Uns anos mais tarde, a música passaria definitivamente para a tela
, e bandas sonoras próprias para os filmes seriam uma realidade constante. Talvez o primeiro exemplo disso terá sido em 1927, com o filme ‘O Cantor de Jazz’, de Alan Crosland, onde a fala e o canto foram incluídos. O mote estava dado. Pouco depois, Max Steiner, em 1933, elaborava todo o arranjo e a trilha sonora para o filme ‘King Kong’. Daí até aos dias de hoje, muito mudou: os protagonistas ganharam voz, os diálogos multiplicaram-se, a tecnologia evoluiu, a indústria floresceu… a música, essa, mantém-se, como desde o início, uma fiel, e inseparável, aliada da sétima arte.

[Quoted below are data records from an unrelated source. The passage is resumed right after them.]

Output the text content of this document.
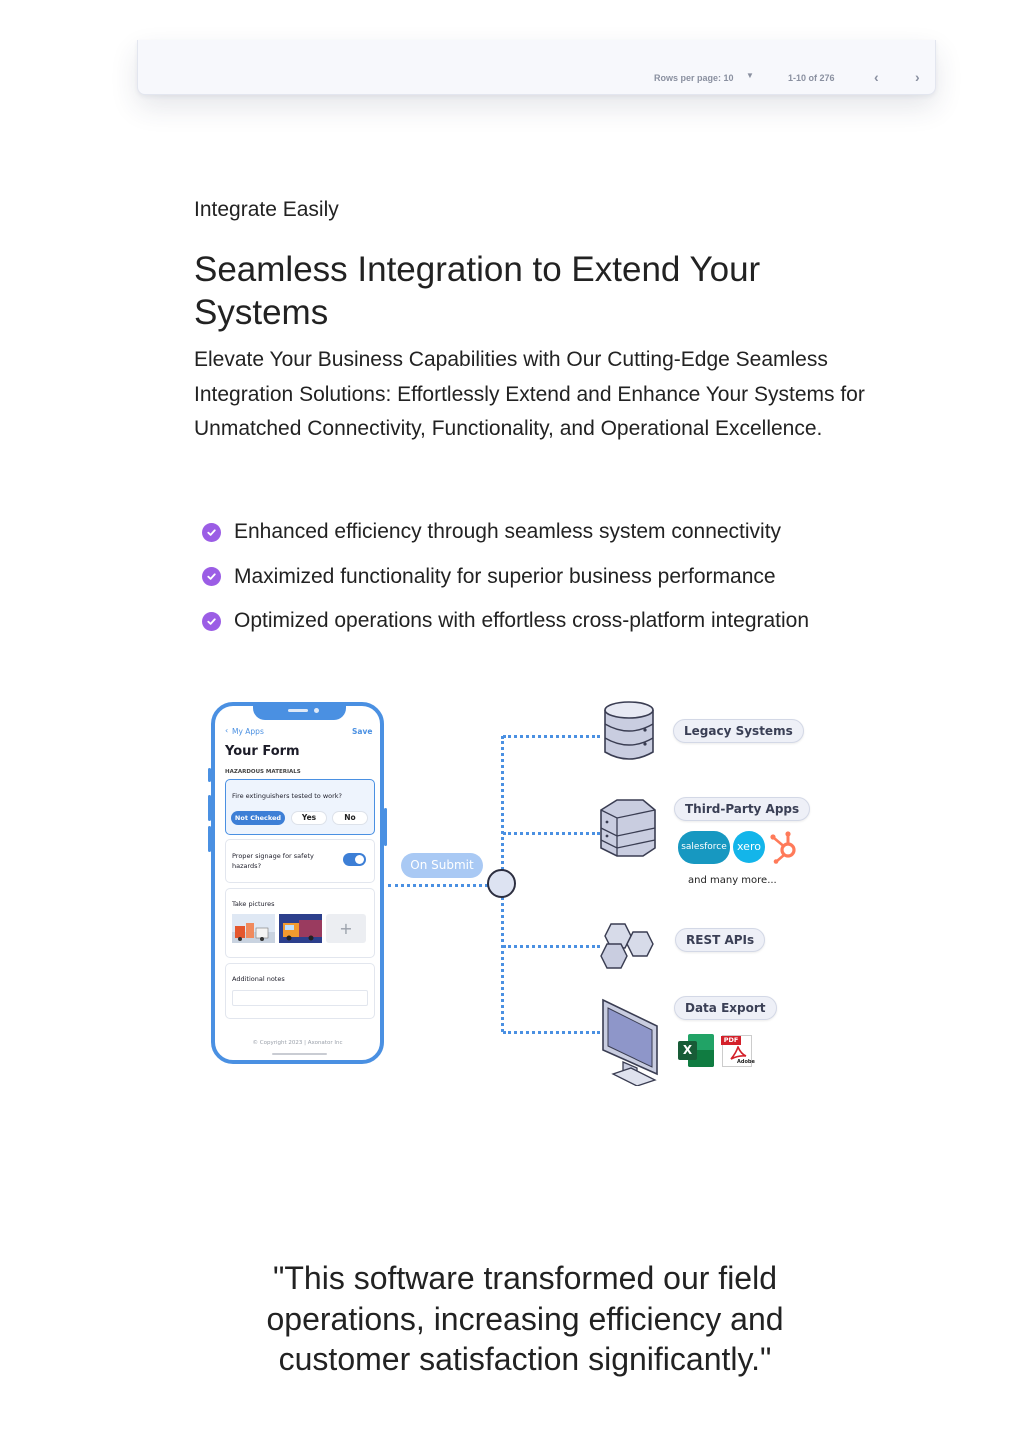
Rows per page: 10 ▼	1-10 of 276	‹	›
Integrate Easily
Seamless Integration to Extend Your Systems

Elevate Your Business Capabilities with Our Cutting-Edge Seamless Integration Solutions: Effortlessly Extend and Enhance Your Systems for Unmatched Connectivity, Functionality, and Operational Excellence.

Enhanced efficiency through seamless system connectivity
Maximized functionality for superior business performance
Optimized operations with effortless cross-platform integration
‹ My Apps	Save
Your Form
HAZARDOUS MATERIALS
Fire extinguishers tested to work?
Not Checked	Yes	No
Proper signage for safety hazards?
Take pictures
+
Additional notes
© Copyright 2023 | Axonator Inc
On Submit
Legacy Systems
Third-Party Apps
REST APIs
Data Export
salesforce xero
and many more...
X
PDF
Adobe

"This software transformed our field operations, increasing efficiency and customer satisfaction significantly."
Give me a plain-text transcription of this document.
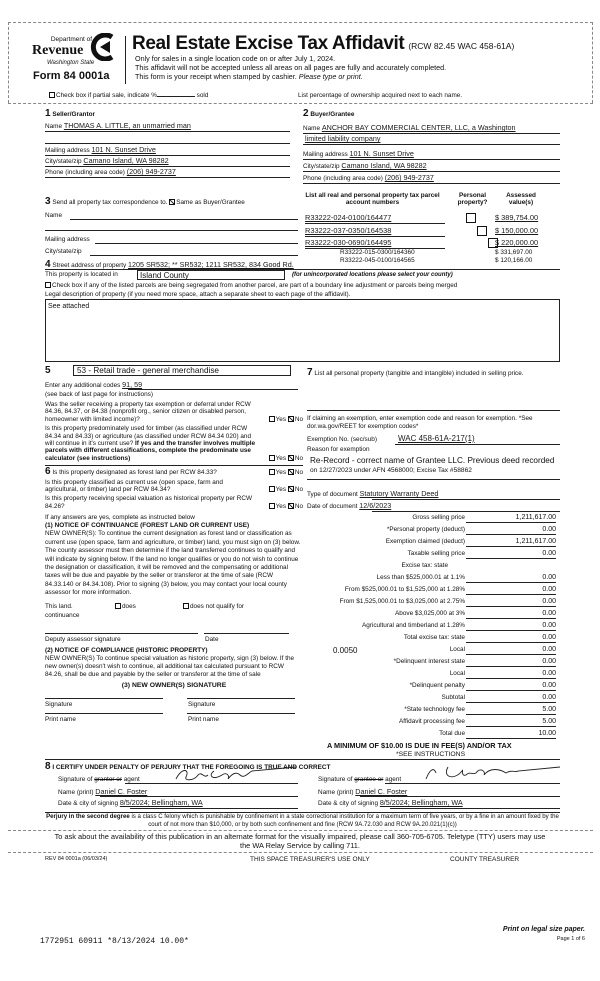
Department of
Revenue
Washington State
Form 84 0001a
Real Estate Excise Tax Affidavit (RCW 82.45 WAC 458-61A)
Only for sales in a single location code on or after July 1, 2024.
This affidavit will not be accepted unless all areas on all pages are fully and accurately completed.
This form is your receipt when stamped by cashier. Please type or print.
Check box if partial sale, indicate %	sold	List percentage of ownership acquired next to each name.
1 Seller/Grantor
Name THOMAS A. LITTLE, an unmarried man
Mailing address 101 N. Sunset Drive
City/state/zip Camano Island, WA 98282
Phone (including area code) (206) 949-2737
2 Buyer/Grantee
Name ANCHOR BAY COMMERCIAL CENTER, LLC, a Washington
limited liability company
Mailing address 101 N. Sunset Drive
City/state/zip Camano Island, WA 98282
Phone (including area code) (206) 949-2737
3 Send all property tax correspondence to. Same as Buyer/Grantee
Name
Mailing address
City/state/zip
List all real and personal property tax parcel account numbers
Personal property?
Assessed value(s)
R33222-024-0100/164477	$ 389,754.00
R33222-037-0350/164538	$ 150,000.00
R33222-030-0690/164495	$ 220,000.00
R33222-015-0300/164360	$ 331,697.00
R33222-045-0100/164565	$ 120,166.00
4 Street address of property 1205 SR532; ** SR532; 1211 SR532, 834 Good Rd.
This property is located in	Island County	(for unincorporated locations please select your county)
Check box if any of the listed parcels are being segregated from another parcel, are part of a boundary line adjustment or parcels being merged
Legal description of property (if you need more space, attach a separate sheet to each page of the affidavit).
See attached
5	53 - Retail trade - general merchandise
Enter any additional codes 91, 59
(see back of last page for instructions)
Was the seller receiving a property tax exemption or deferral under RCW 84.36, 84.37, or 84.38 (nonprofit org., senior citizen or disabled person, homeowner with limited income)?	Yes No
Is this property predominately used for timber (as classified under RCW 84.34 and 84.33) or agriculture (as classified under RCW 84.34 020) and will continue in it's current use? If yes and the transfer involves multiple parcels with different classifications, complete the predominate use calculator (see instructions)	Yes No
6 Is this property designated as forest land per RCW 84.33?	Yes No
Is this property classified as current use (open space, farm and agricultural, or timber) land per RCW 84.34?	Yes No
Is this property receiving special valuation as historical property per RCW 84.26?	Yes No
If any answers are yes, complete as instructed below
(1) NOTICE OF CONTINUANCE (FOREST LAND OR CURRENT USE)
NEW OWNER(S): To continue the current designation as forest land or classification as current use (open space, farm and agriculture, or timber) land, you must sign on (3) below. The county assessor must then determine if the land transferred continues to qualify and will indicate by signing below. If the land no longer qualifies or you do not wish to continue the designation or classification, it will be removed and the compensating or additional taxes will be due and payable by the seller or transferor at the time of sale (RCW 84.33.140 or 84.34.108). Prior to signing (3) below, you may contact your local county assessor for more information.
This land.
continuance
does	does not qualify for
Deputy assessor signature	Date
(2) NOTICE OF COMPLIANCE (HISTORIC PROPERTY)
NEW OWNER(S) To continue special valuation as historic property, sign (3) below. If the new owner(s) doesn't wish to continue, all additional tax calculated pursuant to RCW 84.26, shall be due and payable by the seller or transferor at the time of sale
(3) NEW OWNER(S) SIGNATURE
Signature	Signature
Print name	Print name
7 List all personal property (tangible and intangible) included in selling price.
If claiming an exemption, enter exemption code and reason for exemption. *See dor.wa.gov/REET for exemption codes*
Exemption No. (sec/sub)	WAC 458-61A-217(1)
Reason for exemption
Re-Record - correct name of Grantee LLC. Previous deed recorded
on 12/27/2023 under AFN 4568000; Excise Tax #58862
Type of document Statutory Warranty Deed
Date of document 12/6/2023
Gross selling price	1,211,617.00
*Personal property (deduct)	0.00
Exemption claimed (deduct)	1,211,617.00
Taxable selling price	0.00
Excise tax: state
Less than $525,000.01 at 1.1%	0.00
From $525,000.01 to $1,525,000 at 1.28%	0.00
From $1,525,000.01 to $3,025,000 at 2.75%	0.00
Above $3,025,000 at 3%	0.00
Agricultural and timberland at 1.28%	0.00
Total excise tax: state	0.00
Local	0.00
*Delinquent interest state	0.00
Local	0.00
*Delinquent penalty	0.00
Subtotal	0.00
*State technology fee	5.00
Affidavit processing fee	5.00
Total due	10.00
0.0050
A MINIMUM OF $10.00 IS DUE IN FEE(S) AND/OR TAX
*SEE INSTRUCTIONS
8 I CERTIFY UNDER PENALTY OF PERJURY THAT THE FOREGOING IS TRUE AND CORRECT
Signature of grantor or agent
Name (print) Daniel C. Foster
Date & city of signing 8/5/2024; Bellingham, WA
Signature of grantee or agent
Name (print) Daniel C. Foster
Date & city of signing 8/5/2024; Bellingham, WA
Perjury in the second degree is a class C felony which is punishable by confinement in a state correctional institution for a maximum term of five years, or by a fine in an amount fixed by the court of not more than $10,000, or by both such confinement and fine (RCW 9A.72.030 and RCW 9A.20.021(1)(c))
To ask about the availability of this publication in an alternate format for the visually impaired, please call 360-705-6705. Teletype (TTY) users may use the WA Relay Service by calling 711.
REV 84 0001a (06/03/24)	THIS SPACE TREASURER'S USE ONLY	COUNTY TREASURER
1772951 60911 *8/13/2024 10.00*
Print on legal size paper.
Page 1 of 6
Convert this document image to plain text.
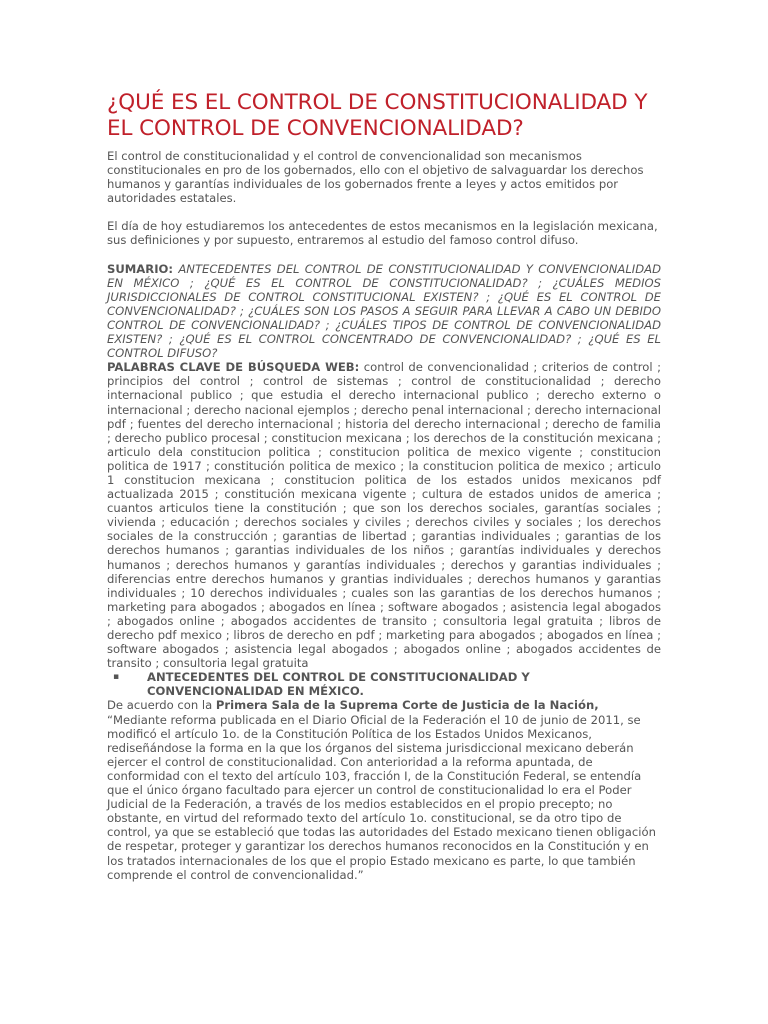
¿QUÉ ES EL CONTROL DE CONSTITUCIONALIDAD Y EL CONTROL DE CONVENCIONALIDAD?

El control de constitucionalidad y el control de convencionalidad son mecanismos constitucionales en pro de los gobernados, ello con el objetivo de salvaguardar los derechos humanos y garantías individuales de los gobernados frente a leyes y actos emitidos por autoridades estatales.

El día de hoy estudiaremos los antecedentes de estos mecanismos en la legislación mexicana, sus definiciones y por supuesto, entraremos al estudio del famoso control difuso.

SUMARIO: ANTECEDENTES DEL CONTROL DE CONSTITUCIONALIDAD Y CONVENCIONALIDAD EN MÉXICO ; ¿QUÉ ES EL CONTROL DE CONSTITUCIONALIDAD? ; ¿CUÁLES MEDIOS JURISDICCIONALES DE CONTROL CONSTITUCIONAL EXISTEN? ; ¿QUÉ ES EL CONTROL DE CONVENCIONALIDAD? ; ¿CUÁLES SON LOS PASOS A SEGUIR PARA LLEVAR A CABO UN DEBIDO CONTROL DE CONVENCIONALIDAD? ; ¿CUÁLES TIPOS DE CONTROL DE CONVENCIONALIDAD EXISTEN? ; ¿QUÉ ES EL CONTROL CONCENTRADO DE CONVENCIONALIDAD? ; ¿QUÉ ES EL CONTROL DIFUSO?

PALABRAS CLAVE DE BÚSQUEDA WEB: control de convencionalidad ; criterios de control ; principios del control ; control de sistemas ; control de constitucionalidad ; derecho internacional publico ; que estudia el derecho internacional publico ; derecho externo o internacional ; derecho nacional ejemplos ; derecho penal internacional ; derecho internacional pdf ; fuentes del derecho internacional ; historia del derecho internacional ; derecho de familia ; derecho publico procesal ; constitucion mexicana ; los derechos de la constitución mexicana ; articulo dela constitucion politica ; constitucion politica de mexico vigente ; constitucion politica de 1917 ; constitución politica de mexico ; la constitucion politica de mexico ; articulo 1 constitucion mexicana ; constitucion politica de los estados unidos mexicanos pdf actualizada 2015 ; constitución mexicana vigente ; cultura de estados unidos de america ; cuantos articulos tiene la constitución ; que son los derechos sociales, garantías sociales ; vivienda ; educación ; derechos sociales y civiles ; derechos civiles y sociales ; los derechos sociales de la construcción ; garantias de libertad ; garantias individuales ; garantias de los derechos humanos ; garantias individuales de los niños ; garantías individuales y derechos humanos ; derechos humanos y garantías individuales ; derechos y garantias individuales ; diferencias entre derechos humanos y grantias individuales ; derechos humanos y garantias individuales ; 10 derechos individuales ; cuales son las garantias de los derechos humanos ; marketing para abogados ; abogados en línea ; software abogados ; asistencia legal abogados ; abogados online ; abogados accidentes de transito ; consultoria legal gratuita ; libros de derecho pdf mexico ; libros de derecho en pdf ; marketing para abogados ; abogados en línea ; software abogados ; asistencia legal abogados ; abogados online ; abogados accidentes de transito ; consultoria legal gratuita

▪	ANTECEDENTES DEL CONTROL DE CONSTITUCIONALIDAD Y CONVENCIONALIDAD EN MÉXICO.

De acuerdo con la Primera Sala de la Suprema Corte de Justicia de la Nación, “Mediante reforma publicada en el Diario Oficial de la Federación el 10 de junio de 2011, se modificó el artículo 1o. de la Constitución Política de los Estados Unidos Mexicanos, rediseñándose la forma en la que los órganos del sistema jurisdiccional mexicano deberán ejercer el control de constitucionalidad. Con anterioridad a la reforma apuntada, de conformidad con el texto del artículo 103, fracción I, de la Constitución Federal, se entendía que el único órgano facultado para ejercer un control de constitucionalidad lo era el Poder Judicial de la Federación, a través de los medios establecidos en el propio precepto; no obstante, en virtud del reformado texto del artículo 1o. constitucional, se da otro tipo de control, ya que se estableció que todas las autoridades del Estado mexicano tienen obligación de respetar, proteger y garantizar los derechos humanos reconocidos en la Constitución y en los tratados internacionales de los que el propio Estado mexicano es parte, lo que también comprende el control de convencionalidad.”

Quer seja num filme, numa curta, num documentário, ou até numa simples publicidade, a música sempre esteve e estará presente nas mais variadas formas, desde a mais elaborada banda sonora até ao mais singelo jingle, qual metrónomo pautando o andamento do projecto. Nas palavras de Tarantino: “Para mim, filmes e música andam sempre de mãos dadas, são inseparáveis. Quando estou a escrever um guião, uma das primeiras coisas que faço é tentar encontrar a música ideal para a sequência inicial“. Ele, tal como tantos outros, necessita obrigatoriamente da sonoridade ideal que dê o mote para o resto da obra, como um farol que guia o barco a bom porto, porque sabe perfeitamente que é também aí que reside o segredo para um resultado final retumbante, para um senhor filme. Muitos chegam ao ponto de moldar os próprios enredos e personagens em função da banda sonora ou música escolhida. Essa sinergia é muitas vezes a chave para cativar as plateias e captar as tão desejadas reacções e emoções. Não deixa de ser curioso a maneira como, em muitas alturas, certas pessoas tendem a ignorar a presença da música nos filmes, dando-a por garantida, o que ironicamente significa, por regra, que o trabalho foi bem feito pelos artífices da obra em questão, tal a qualidade, enquadramento e subtileza com que foi incluída. Pode perfeitamente ser considerada uma beleza sob disfarce, que, sorrateira, mas eficazmente, transporta o público para todo o tipo de estado de espírito, seja para o riso, para o choro, para a reflexão, para a empatia, ou para a raiva.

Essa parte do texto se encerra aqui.